Di certo, le cose per Biden non saranno comunque facili. L’eredità di Trump avrà un suo peso. Quando nel 2016 entrò alla Casa Bianca quest’ultimo sembrava essere non solo inesperto ma anche incostante e tendenzialmente indifferente alle priorità da assegnare ai target dell’azione statunitense nella regione mediterranea e mediorientale. In quattro anni, tuttavia, ha rivelato l’esistenza di un disegno strategico, che si è composto passo dopo passo, segnando anche una netta discontinuità rispetto all’Amministrazione Obama. Di quest’ultimo, infatti, ha mantenuto e poi ulteriormente alimentato l’intenzione di garantire una minore presenza militare diretta. L’attuale stanziamento di truppe, se si parla di contingenti, al netto delle basi permanenti, ossia rifacendosi alle sole missioni in corso, riguarda millesettecento elementi in Turchia, meno di un centinaio in Libano, altrettanti in Israele e in Giordania, poco meno di un migliaio in Siria, tremila in Iraq, ottocento in Arabia Saudita, duemilatrecento in Kuwait, quattromilacinquecento in Bahrain, seicento in Qatar, duecento negli Emirati Arabi Uniti, meno di un centinaio in Somalia e ottomilaseicento in Afghanistan. Si tratta di gruppi di consiglieri insieme a piccole unità operative.
La disposizione regionale è tale per cui l’Egitto, Israele, la Giordania e l’Arabia Saudita siano da considerarsi, pur nella loro diversità, paesi accomunati dall’essere avversari dell’Iran nel suo progetto nucleare. Differente è invece la posizione turca, assai più sfumata o comunque ambigua, così come quella dell’Oman. Impossibile determinare la collocazione di aree come l’Afghanistan e la Siria e l’Iraq, non trattandosi di entità nazionali sulle quali si eserciti una sovranità unitaria, quest’ultima semmai ancora contesa da gruppi e fazioni contrapposte. Nell’ampia regione, inoltre, tra la Turchia e lo Stretto di Hormuz, fino all’Oceano Indiano, ci sono almeno una ventina tra basi logistiche, transiti aerei e installazioni militari statunitensi.
In un tale scenario, contrassegnato da almeno quindici anni di costante disimpegno diretto, Trump si era allontanato dalla dottrina obaniana del «leading from behind (ovvero «guidando stando in posizione retrostante»). Era infatti quest’ultimo un posizionamento strategico che si caratterizzava per la promozione di conflitti nei quali le truppe americane non avrebbero dovuto rappresentare la parte prevalente delle forze in campo, affidando semmai a unità scelte e a reparti di ridotte dimensioni l’onere di una ristretta operatività. Nei cieli i droni intervenivano a supporto, ma il più delle volte anche e soprattutto in sostituzione, delle forze aeree. Alle eventuali incursioni e ad un impegno che era stato esercitato comunque con estrema parsimonia, in genere non seguiva una presenza sul campo in funzione di assestamento dei nuovi equilibri che, di volta in volta, potevano generarsi. In sostanza, era come una sorta di delega alla “guerra con gli infrarossi”, giocata perlopiù sull’intervento occasionale offerto dal ricorso alla sofisticata tecnologia di cui il Pentagono può disporre.

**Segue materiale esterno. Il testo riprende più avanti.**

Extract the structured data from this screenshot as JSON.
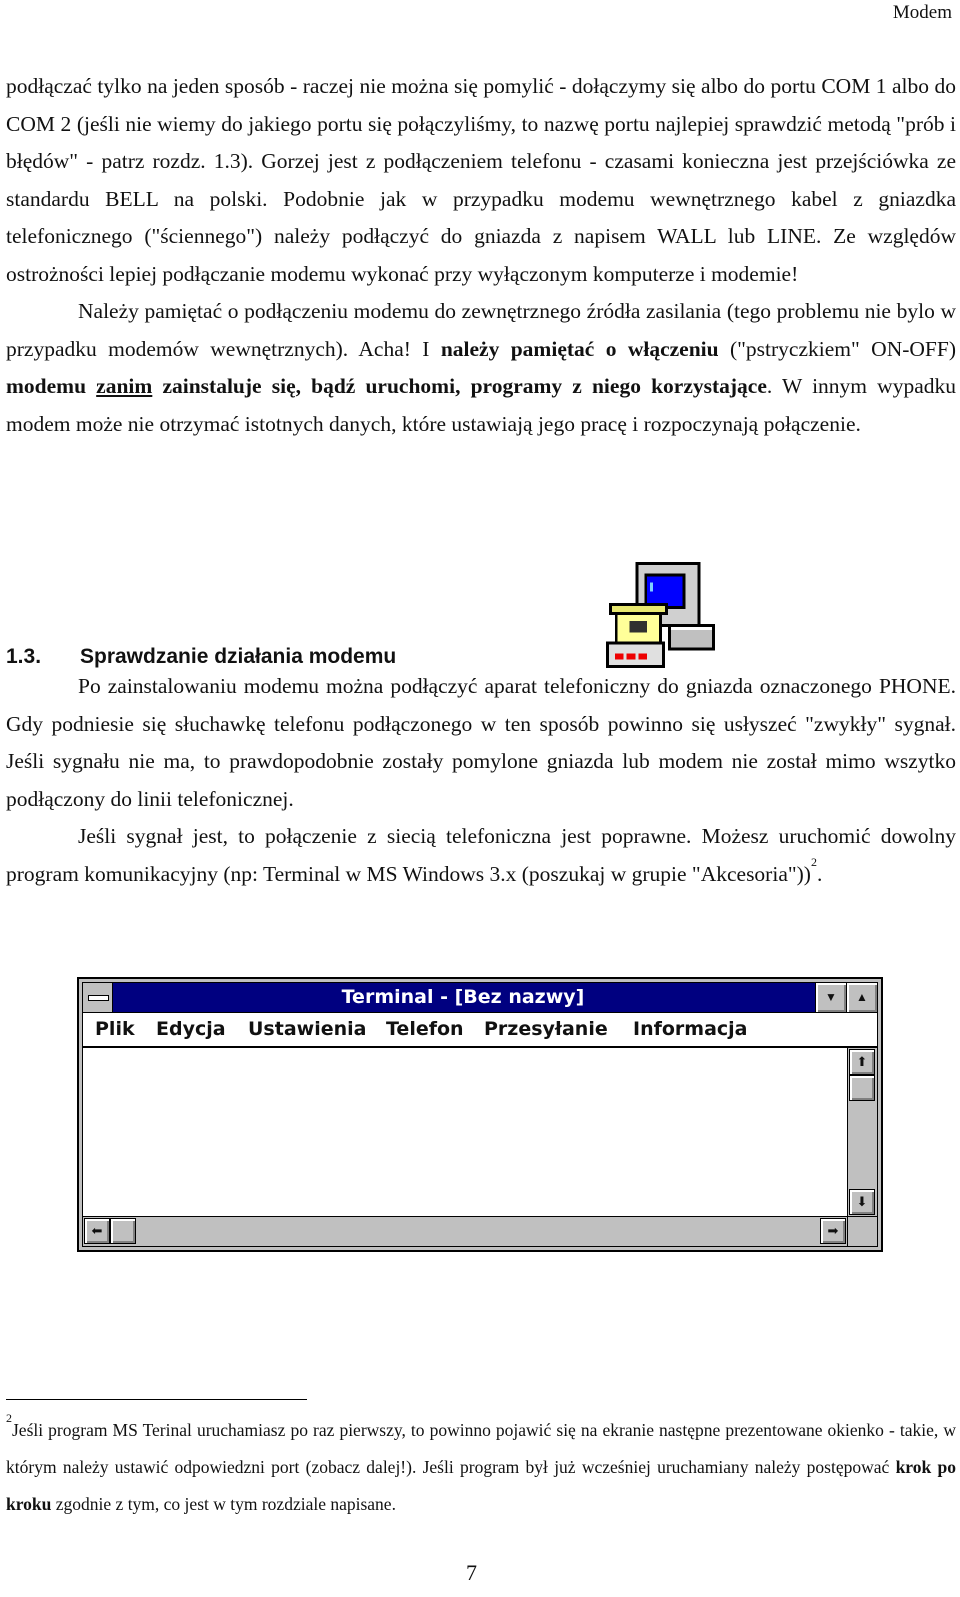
{
  "header": {
    "running_title": "Modem"
  },
  "body": {
    "p1": "podłączać tylko na jeden sposób - raczej nie można się pomylić - dołączymy się albo do portu COM 1 albo do COM 2 (jeśli nie wiemy do jakiego portu się połączyliśmy, to nazwę portu najlepiej sprawdzić metodą \"prób i błędów\" - patrz rozdz. 1.3). Gorzej jest z podłączeniem telefonu - czasami konieczna jest przejściówka ze standardu BELL na polski. Podobnie jak w przypadku modemu wewnętrznego kabel z gniazdka telefonicznego (\"ściennego\") należy podłączyć do gniazda z napisem WALL lub LINE. Ze względów ostrożności lepiej podłączanie modemu wykonać przy wyłączonym komputerze i modemie!",
    "p2_a": "Należy pamiętać o podłączeniu modemu do zewnętrznego źródła zasilania (tego problemu nie bylo w przypadku modemów wewnętrznych). Acha! I ",
    "p2_b1": "należy pamiętać o włączeniu",
    "p2_c": " (\"pstryczkiem\" ON-OFF) ",
    "p2_b2": "modemu ",
    "p2_u": "zanim",
    "p2_b3": " zainstaluje się, bądź uruchomi, programy z niego korzystające",
    "p2_d": ". W innym wypadku modem może nie otrzymać istotnych danych, które ustawiają jego pracę i rozpoczynają połączenie."
  },
  "section": {
    "number": "1.3.",
    "title": "Sprawdzanie działania modemu",
    "icon": "modem-telephone-computer-icon",
    "p1": "Po zainstalowaniu modemu można podłączyć aparat telefoniczny do gniazda oznaczonego PHONE. Gdy podniesie się słuchawkę telefonu podłączonego w ten sposób powinno się usłyszeć \"zwykły\" sygnał. Jeśli sygnału nie ma, to prawdopodobnie zostały pomylone gniazda lub modem nie został mimo wszytko podłączony do linii telefonicznej.",
    "p2": "Jeśli sygnał jest, to połączenie z siecią telefoniczna jest poprawne. Możesz uruchomić dowolny program komunikacyjny (np: Terminal w MS Windows 3.x (poszukaj w grupie \"Akcesoria\"))",
    "p2_footref": "2",
    "p2_end": "."
  },
  "terminal": {
    "title": "Terminal - [Bez nazwy]",
    "menu": [
      "Plik",
      "Edycja",
      "Ustawienia",
      "Telefon",
      "Przesyłanie",
      "Informacja"
    ],
    "colors": {
      "titlebar": "#000080",
      "chrome": "#c0c0c0"
    }
  },
  "footnote": {
    "mark": "2",
    "text_a": "Jeśli program MS Terinal uruchamiasz po raz pierwszy, to powinno pojawić się na ekranie następne prezentowane okienko - takie, w którym należy ustawić odpowiedzni port (zobacz dalej!). Jeśli program był już wcześniej uruchamiany należy postępować ",
    "text_bold": "krok po kroku",
    "text_b": " zgodnie z tym, co jest w tym rozdziale napisane."
  },
  "page_number": "7"
}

Alla fragilità dell’impianto politico di tale impostazione – comunque debitoria, anche in campo democratico di un nuovo isolazionismo che, dopo le guerre di Bush e la crisi finanziaria del 2008, è tornato in auge – si accompagnava quindi la volontà di definire un nuovo equilibrio mediorientale basato sulla negoziazione con l’Iran. Trump, per l’appunto, ha fatto piazza pulita di una tale impostazione, caldeggiata a lungo dall’allora segretario di Stato John Kerry, puntando invece sui tradizionali alleati regionali degli Stati Uniti, ossia Arabia Saudita ed Israele, in diretta opposizione a Teheran. Gli obiettivi prioritari erano molteplici: impedire lo sviluppo del piano nucleare iraniano, governare le spinte espansioniste turche e i calcoli putiniani, rafforzare un asse sunnita in funzione antisciita. Da questo quadro, consolidatosi nei quattro anni di presidenza repubblicana, ne è tuttavia uscita del tutto sacrificata la questione palestinese, la cui rilevanza rimane, prima ancora che di natura politica, di ordine simbolico e civile. È in un tale contesto, infatti, che si inseriscono decisioni come il trasferimento dell’ambasciata statunitense a Gerusalemme, l’«accordo del secolo» di Jared Kushner (fortemente orientato a favore degli israeliani), il ritiro americano dall’accordo sul nucleare iraniano (l’JCPOA, ossia il «Joint Comprehensive Plan of Action»), le importanti commesse di armi americane dell’Arabia Saudita e la recente normalizzazione delle relazioni tra Israele, Emirati Arabi Uniti e Bahrein. Gli «accordi di Abramo» sono la sintesi di vent’anni di lavoro diplomatico e di scambi politici sottotraccia. La loro sanzione pubblica costituisce comunque un successo per l’Amministrazione uscente, benché soddisfi solo uno dei molti dossier mediorientali.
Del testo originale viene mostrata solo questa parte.